The downside of a Stafford loan is that there are annual and lifetime limits to the amount of money that each student can borrow. This year, a dependent freshman student can borrow as much as $5500. In subsequent years of college, the student can borrow a larger amount.
Since your daughter is a permanent resident, she will be eligible to borrow from the Stafford loan program, but she'll need to complete a Free Application for Federal Student Aid (known as a FAFSA) in order to apply. Completing the FAFSA requires information about your daughter's finances, and about her parents' finances, too. That information is used by the US Department of Education to calculate something known as the Expected Family Contribution, or EFC.

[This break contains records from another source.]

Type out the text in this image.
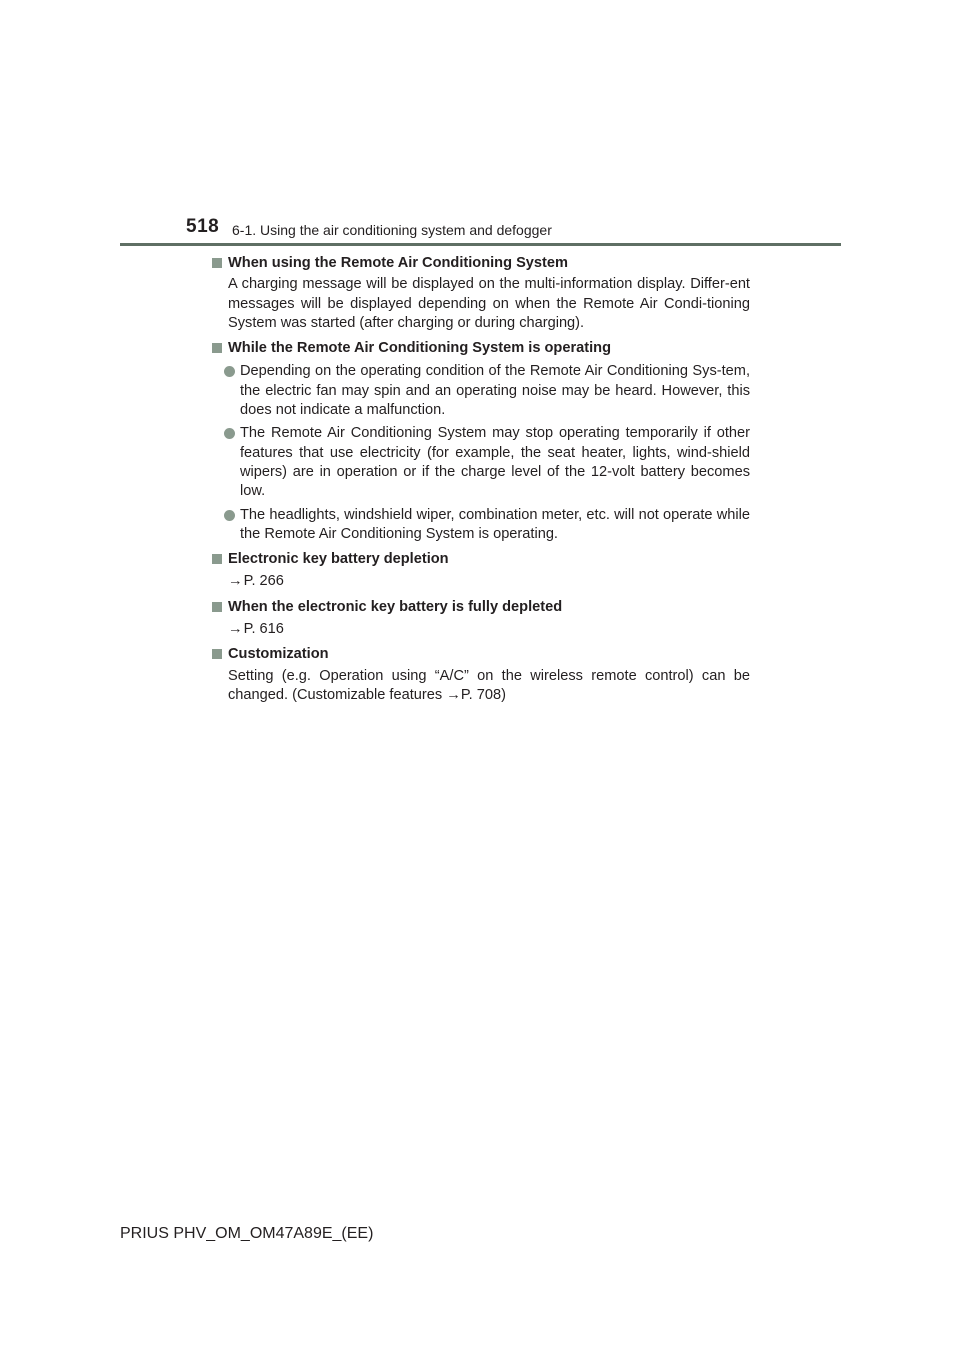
518 6-1. Using the air conditioning system and defogger
When using the Remote Air Conditioning System
A charging message will be displayed on the multi-information display. Differ-ent messages will be displayed depending on when the Remote Air Condi-tioning System was started (after charging or during charging).
While the Remote Air Conditioning System is operating
Depending on the operating condition of the Remote Air Conditioning Sys-tem, the electric fan may spin and an operating noise may be heard. However, this does not indicate a malfunction.
The Remote Air Conditioning System may stop operating temporarily if other features that use electricity (for example, the seat heater, lights, wind-shield wipers) are in operation or if the charge level of the 12-volt battery becomes low.
The headlights, windshield wiper, combination meter, etc. will not operate while the Remote Air Conditioning System is operating.
Electronic key battery depletion
→P. 266
When the electronic key battery is fully depleted
→P. 616
Customization
Setting (e.g. Operation using “A/C” on the wireless remote control) can be changed. (Customizable features →P. 708)
PRIUS PHV_OM_OM47A89E_(EE)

When she completes the FAFSA, she'll be asked where she would like her EFC score to be sent - she should make sure it goes to the school(s) that she hopes to attend. When the financial aid office at those schools receive her EFC score, they'll use that score to determine what forms of aid she is eligible for. Once they've figured that out, they'll send your daughter an "aid offer letter", and your daughter will need to respond to that offer, accepting or rejecting the various forms of aid that are offered.
I'm not sure where you got the $2750 figure from - I'm guessing that this may represent that your daughter could be eligible for the form of need-based assistance known as a Pell Grant. Those funds would be in addition to the Stafford loan, but the Pell Grant funds are a "gift" that don't need to be repaid. If she does qualify for a Pell Grant of $2750, a Stafford of $5500 and a contribution from dad of $6000, that would total almost $14,000 - that's a pretty nice bankroll for school.
However - as I'm sure your homework has taught you - $14,000 doesn't buy tuition, fees, room and board and other expenses at a high-priced out-of-state school. You may need to sit down with your daughter and talk about financial realities. A state university will provide pretty much the same education at a much cheaper price - a price that you and your husband MAY be able to afford, once you include the available financial aid.
Your only other option would be to supplement the aid and dad's money with a private educational loan. Those are higher-rate, variable interest loans that are always based on a credit history and income analysis. Few students are able to qualify for those on their own, and right now, in the midst of this credit crisis, very few of these loans are available anyway. Think VERY VERY carefully about whether you want to cosign a loan. Instead, consider the government's PLUS loan program - you'll read about that in the booklet, too.